Weise Worte, in hanseatischer Präzision gelassen ausgesprochen. Neben Frank und meiner Konzertocaster war das mobile Kassettenabspielgerät mein bester Freund. Rund um die Uhr, zu jeder Zeit und Gelegenheit dröhnte ich mir den Schädel damit zu. Je lauter, je lieber. AC/DC im Wechsel mit AC/DC, ggf. auch mal AC/DC, AC/DC, AC/DC oder auch Deep Purple. Die 80er waren die 80er und die 80er waren die Zeit der Fönfrisuren. Ich selbst blieb diesem Trend glücklicherweise fern, wenn auch Bands deren Musiker dieser Geschmacksverirrung f(r)ö(h)nten bei mir und meinem Kumpel Walkman an Beliebtheit gewannen. Womit ich nun endlich nach langer aber notwendiger Vorrede bei Song Nr. drei angekommen wäre: Slander von Survivor. Galten Survivor sicherlich zu keiner Zeit als die Hüter des Grals anspruchsvoller Rockmusik, hatten diese zudem mit Eye Of The Tiger einen Hit, der das restliche Machwerk der Amerikaner per se mit dem wenig positiv behafteten Mainstream-Stempel versah.

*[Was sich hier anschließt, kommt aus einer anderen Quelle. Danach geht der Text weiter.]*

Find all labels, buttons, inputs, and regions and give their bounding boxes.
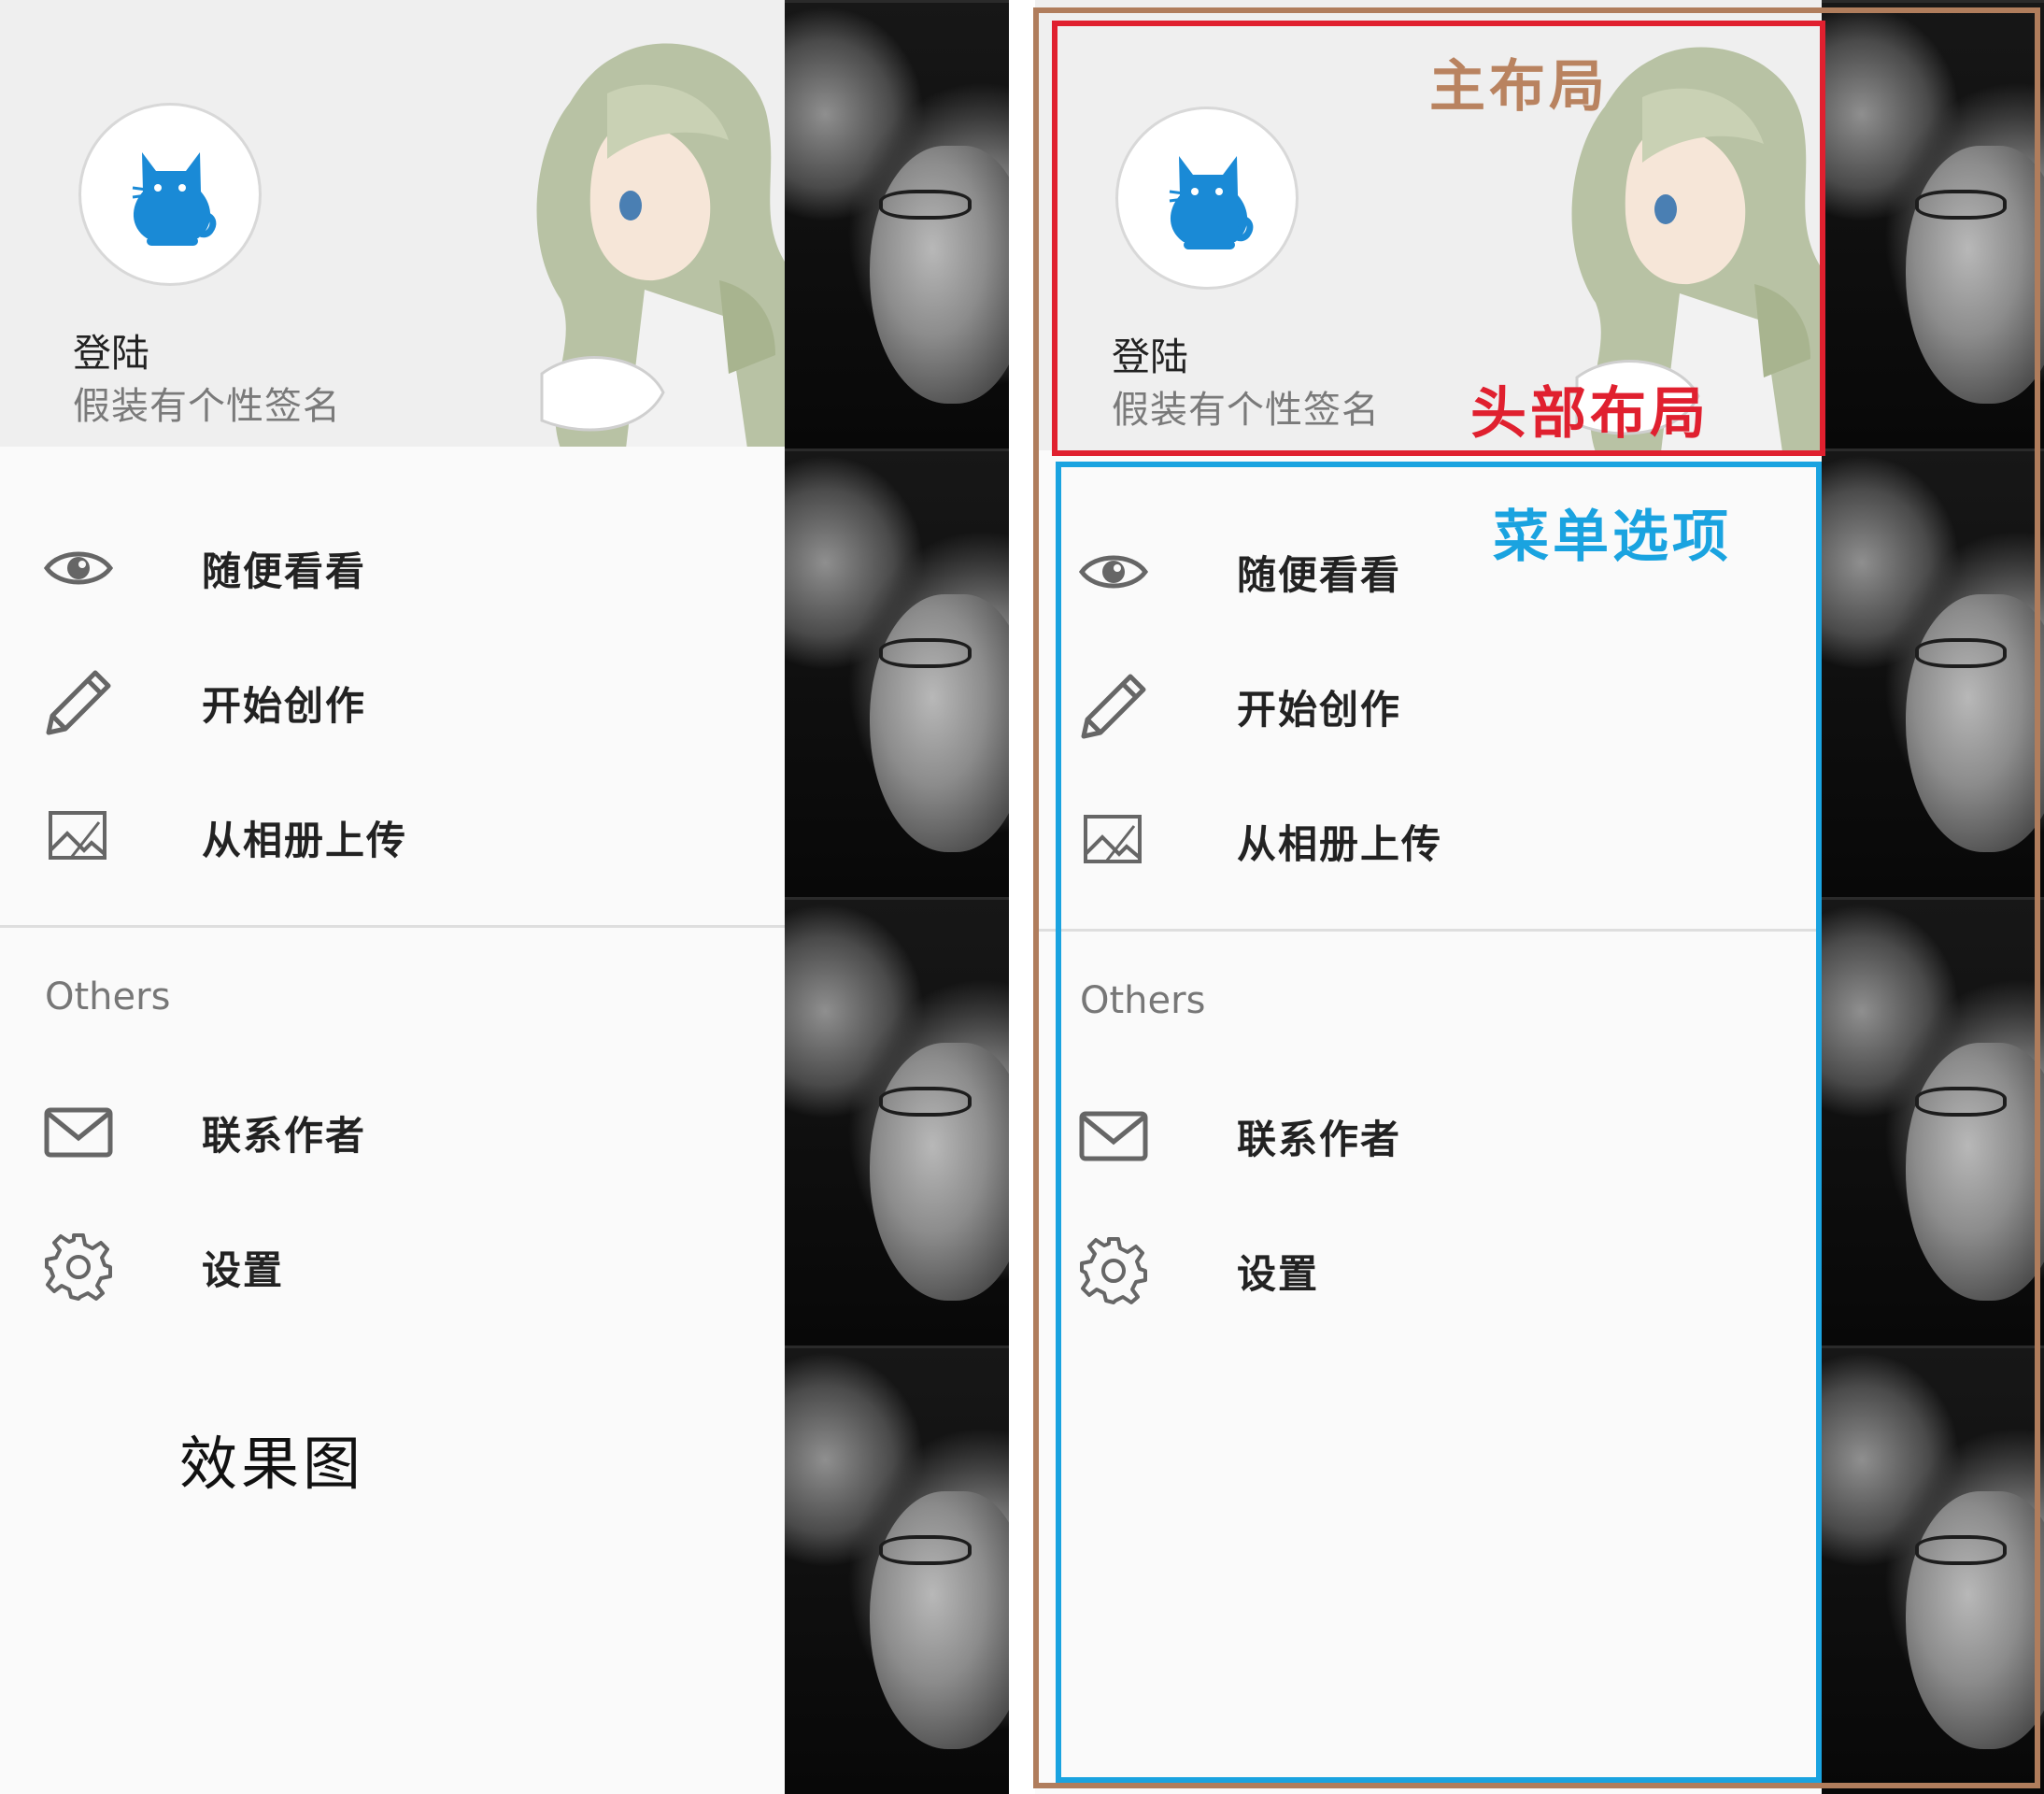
avatar[interactable] xyxy=(78,103,262,286)
menu-item-upload-album[interactable]: 从相册上传 xyxy=(0,774,785,895)
cat-logo-icon xyxy=(132,152,217,246)
menu-item-browse[interactable]: 随便看看 xyxy=(0,505,785,626)
header-layout-label: 头部布局 xyxy=(1470,381,1710,447)
menu-options-frame xyxy=(1056,462,1822,1783)
gear-icon xyxy=(45,1233,112,1301)
navigation-drawer-preview: 登陆 假装有个性签名 随便看看 开始创作 从相册上传 Others 联系作者 设… xyxy=(0,0,785,1794)
signature: 假装有个性签名 xyxy=(73,385,341,428)
menu-item-create[interactable]: 开始创作 xyxy=(0,639,785,761)
menu-item-label: 随便看看 xyxy=(202,548,367,594)
background-photo-left xyxy=(785,0,1009,1794)
menu-divider xyxy=(0,925,785,928)
main-layout-label: 主布局 xyxy=(1429,54,1609,120)
menu-item-label: 设置 xyxy=(202,1247,285,1293)
photo-tile xyxy=(785,448,1009,897)
drawer-header: 登陆 假装有个性签名 xyxy=(0,0,785,447)
menu-item-label: 从相册上传 xyxy=(202,818,408,863)
photo-tile xyxy=(785,1346,1009,1794)
menu-options-label: 菜单选项 xyxy=(1493,505,1732,570)
others-section-title: Others xyxy=(45,975,171,1018)
username[interactable]: 登陆 xyxy=(73,321,149,377)
photo-tile xyxy=(785,897,1009,1346)
header-background-illustration xyxy=(536,43,785,447)
effect-caption: 效果图 xyxy=(179,1430,365,1498)
menu-item-label: 开始创作 xyxy=(202,683,367,729)
pencil-icon xyxy=(46,670,111,735)
image-icon xyxy=(49,811,106,860)
menu-item-contact-author[interactable]: 联系作者 xyxy=(0,1069,785,1190)
photo-tile xyxy=(785,0,1009,448)
menu-item-settings[interactable]: 设置 xyxy=(0,1203,785,1325)
eye-icon xyxy=(43,551,114,585)
mail-icon xyxy=(44,1107,113,1158)
panel-gap xyxy=(1009,0,1035,1794)
menu-item-label: 联系作者 xyxy=(202,1113,367,1159)
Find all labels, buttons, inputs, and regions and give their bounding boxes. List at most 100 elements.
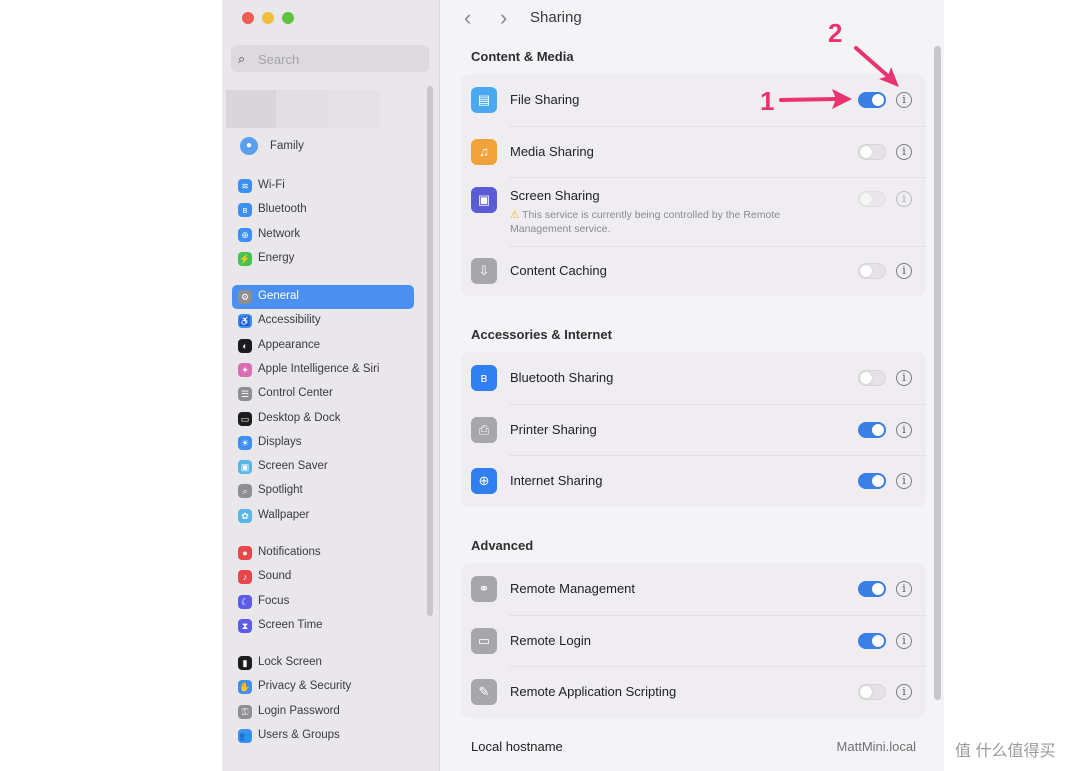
sidebar-item-wi-fi[interactable]: ≋ Wi-Fi — [232, 174, 414, 198]
control-center-icon: ☰ — [238, 387, 252, 401]
remote-management-row[interactable]: ⚭ Remote Management i — [461, 563, 926, 615]
content-scrollbar[interactable] — [934, 46, 941, 700]
info-icon[interactable]: i — [896, 191, 912, 207]
sidebar-item-label: Control Center — [258, 387, 333, 399]
sidebar-item-label: General — [258, 290, 299, 302]
account-name-blurred[interactable] — [276, 90, 328, 128]
section-heading: Accessories & Internet — [471, 327, 612, 342]
sidebar-item-bluetooth[interactable]: ʙ Bluetooth — [232, 198, 414, 222]
sidebar-item-general[interactable]: ⚙ General — [232, 285, 414, 309]
sidebar-item-appearance[interactable]: ◐ Appearance — [232, 334, 414, 358]
warning-message: This service is currently being controll… — [510, 209, 781, 235]
sidebar-item-screen-saver[interactable]: ▣ Screen Saver — [232, 455, 414, 479]
sidebar-item-focus[interactable]: ☾ Focus — [232, 590, 414, 614]
sidebar-item-apple-intelligence-siri[interactable]: ✦ Apple Intelligence & Siri — [232, 358, 414, 382]
sidebar-item-label: Screen Saver — [258, 460, 328, 472]
media-sharing-row[interactable]: ♫ Media Sharing i — [461, 126, 926, 177]
screen-time-icon: ⧗ — [238, 619, 252, 633]
search-input[interactable]: ⌕ Search — [231, 45, 429, 72]
privacy-icon: ✋ — [238, 680, 252, 694]
row-divider — [509, 177, 926, 178]
notifications-icon: ● — [238, 546, 252, 560]
settings-window: ⌕ Search ● Family ≋ Wi-Fi ʙ Bluetooth ⊕ Netwo… — [222, 0, 944, 771]
file-sharing-row[interactable]: ▤ File Sharing i — [461, 74, 926, 126]
info-icon[interactable]: i — [896, 633, 912, 649]
lock-screen-icon: ▮ — [238, 656, 252, 670]
printer-sharing-toggle[interactable] — [858, 422, 886, 438]
sidebar: ⌕ Search ● Family ≋ Wi-Fi ʙ Bluetooth ⊕ Netwo… — [222, 0, 440, 771]
bluetooth-icon: ʙ — [238, 203, 252, 217]
back-button[interactable]: ‹ — [464, 5, 471, 31]
sidebar-item-login-password[interactable]: ⚿ Login Password — [232, 700, 414, 724]
internet-sharing-toggle[interactable] — [858, 473, 886, 489]
info-icon[interactable]: i — [896, 92, 912, 108]
sidebar-item-desktop-dock[interactable]: ▭ Desktop & Dock — [232, 407, 414, 431]
row-label: Media Sharing — [510, 144, 594, 159]
sidebar-item-control-center[interactable]: ☰ Control Center — [232, 382, 414, 406]
dock-icon: ▭ — [238, 412, 252, 426]
sidebar-item-label: Screen Time — [258, 619, 323, 631]
users-icon: 👥 — [238, 729, 252, 743]
printer-sharing-row[interactable]: ⎙ Printer Sharing i — [461, 404, 926, 455]
sidebar-item-notifications[interactable]: ● Notifications — [232, 541, 414, 565]
bluetooth-sharing-toggle[interactable] — [858, 370, 886, 386]
file-sharing-toggle[interactable] — [858, 92, 886, 108]
sidebar-item-family[interactable]: ● Family — [232, 134, 414, 158]
info-icon[interactable]: i — [896, 422, 912, 438]
accessibility-icon: ♿ — [238, 314, 252, 328]
gear-icon: ⚙ — [238, 290, 252, 304]
forward-button[interactable]: › — [500, 5, 507, 31]
warning-text: ⚠ This service is currently being contro… — [510, 208, 830, 236]
info-icon[interactable]: i — [896, 144, 912, 160]
bluetooth-icon: ʙ — [471, 365, 497, 391]
sidebar-item-displays[interactable]: ☀ Displays — [232, 431, 414, 455]
sidebar-item-network[interactable]: ⊕ Network — [232, 223, 414, 247]
remote-login-toggle[interactable] — [858, 633, 886, 649]
sidebar-item-accessibility[interactable]: ♿ Accessibility — [232, 309, 414, 333]
remote-login-row[interactable]: ▭ Remote Login i — [461, 615, 926, 666]
sidebar-item-spotlight[interactable]: ⌕ Spotlight — [232, 479, 414, 503]
media-icon: ♫ — [471, 139, 497, 165]
sidebar-item-users-groups[interactable]: 👥 Users & Groups — [232, 724, 414, 748]
info-icon[interactable]: i — [896, 263, 912, 279]
annotation-number-1: 1 — [760, 86, 775, 116]
sidebar-item-label: Focus — [258, 595, 290, 607]
screen-sharing-row[interactable]: ▣ Screen Sharing ⚠ This service is current… — [461, 177, 926, 246]
row-label: Remote Management — [510, 581, 636, 596]
account-detail-blurred[interactable] — [328, 90, 380, 128]
sidebar-item-label: Sound — [258, 570, 292, 582]
media-sharing-toggle[interactable] — [858, 144, 886, 160]
sidebar-item-screen-time[interactable]: ⧗ Screen Time — [232, 614, 414, 638]
content-caching-row[interactable]: ⇩ Content Caching i — [461, 246, 926, 296]
info-icon[interactable]: i — [896, 370, 912, 386]
sidebar-item-label: Bluetooth — [258, 203, 307, 215]
close-window-button[interactable] — [242, 12, 254, 24]
remote-application-scripting-row[interactable]: ✎ Remote Application Scripting i — [461, 666, 926, 718]
sidebar-item-sound[interactable]: ♪ Sound — [232, 565, 414, 589]
printer-icon: ⎙ — [471, 417, 497, 443]
remote-application-scripting-toggle[interactable] — [858, 684, 886, 700]
info-icon[interactable]: i — [896, 473, 912, 489]
focus-icon: ☾ — [238, 595, 252, 609]
internet-sharing-row[interactable]: ⊕ Internet Sharing i — [461, 455, 926, 507]
sidebar-item-wallpaper[interactable]: ✿ Wallpaper — [232, 504, 414, 528]
sidebar-item-label: Login Password — [258, 705, 340, 717]
sidebar-item-energy[interactable]: ⚡ Energy — [232, 247, 414, 271]
sidebar-item-privacy-security[interactable]: ✋ Privacy & Security — [232, 675, 414, 699]
login-password-icon: ⚿ — [238, 705, 252, 719]
wallpaper-icon: ✿ — [238, 509, 252, 523]
local-hostname-value[interactable]: MattMini.local — [440, 739, 916, 754]
sidebar-item-lock-screen[interactable]: ▮ Lock Screen — [232, 651, 414, 675]
minimize-window-button[interactable] — [262, 12, 274, 24]
zoom-window-button[interactable] — [282, 12, 294, 24]
bluetooth-sharing-row[interactable]: ʙ Bluetooth Sharing i — [461, 352, 926, 404]
info-icon[interactable]: i — [896, 581, 912, 597]
content-caching-toggle[interactable] — [858, 263, 886, 279]
displays-icon: ☀ — [238, 436, 252, 450]
account-avatar-blurred[interactable] — [226, 90, 276, 128]
network-icon: ⊕ — [238, 228, 252, 242]
remote-management-toggle[interactable] — [858, 581, 886, 597]
screen-sharing-toggle[interactable] — [858, 191, 886, 207]
info-icon[interactable]: i — [896, 684, 912, 700]
sidebar-scrollbar[interactable] — [427, 86, 433, 616]
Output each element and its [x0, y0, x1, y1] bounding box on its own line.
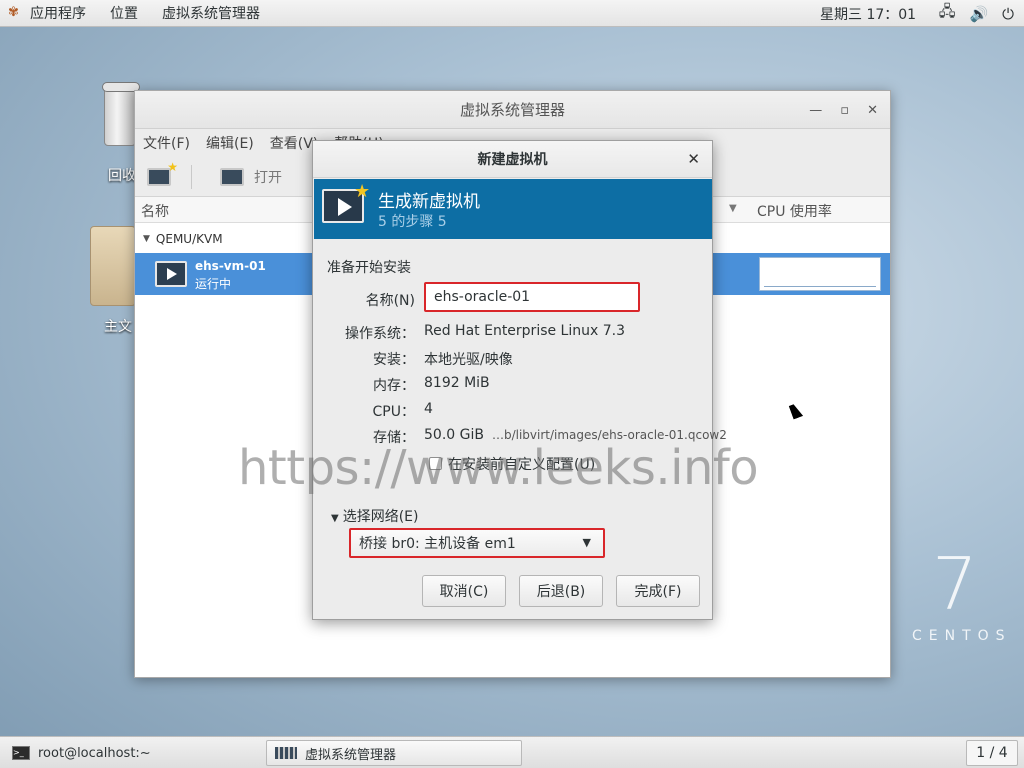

Egal. Slander beginnt mit einem stampfenden Schlagzeug und einem einfachen aber prägnanten Gitarren-Riff. Dazu der pumpende Bass usw. Alles nicht unbedingt spektakulär aber absolut zeitnah. Während ich also meine Einschraubverschraubungen sortierte und mir immer wieder der Frage stellte, ob ich auf die herzhafte Begrüßung des Meisters irgendwie cooler (so in dem Stil: "Klar Arthur, täglich fünf zum Frühstück…") oder gepflegter ("Bitte mäßigen Sie Ihre Ausdrucksweise, Herr Claussen!") hätte reagieren können, dudelte im Endlosband (C-90 [natürlich Chrom, nicht Ferro] und den Song so oft aufgenommen, bis eine Seite voll war) insbesondere das Gitarrensolo. Wenn ich Slander heute höre, dann muss ich mit Erschrecken feststellen, dass sich Phrasierungen und tonales Spektrum dermaßen auf meiner saitenakrobatischen Finger-Hirn-Festplatte eingebrannt haben, dass ich es fast 30 Jahre später noch immer nicht lassen kann, in ähnlicher Art und Weise rumzugniedeln. Nach zwei Wochen Schufterei bekam ich 1.000,00 DM auf mein Konto überwiesen und kaufte mir davon meine erste E-Gitarre (besagte Ibanez Roadstar Custom) und einen Verstärker (Roland Jazz Chorus 50). Das war im Grunde totaler Mumpitz, aber ich hatte keine Ahnung und der Verkäufer keine Skrupel mir die Sachen völlig überteuert anzudrehen. Glücklich war ich damit trotzdem. "Släääääänder, like a knife in my heart…".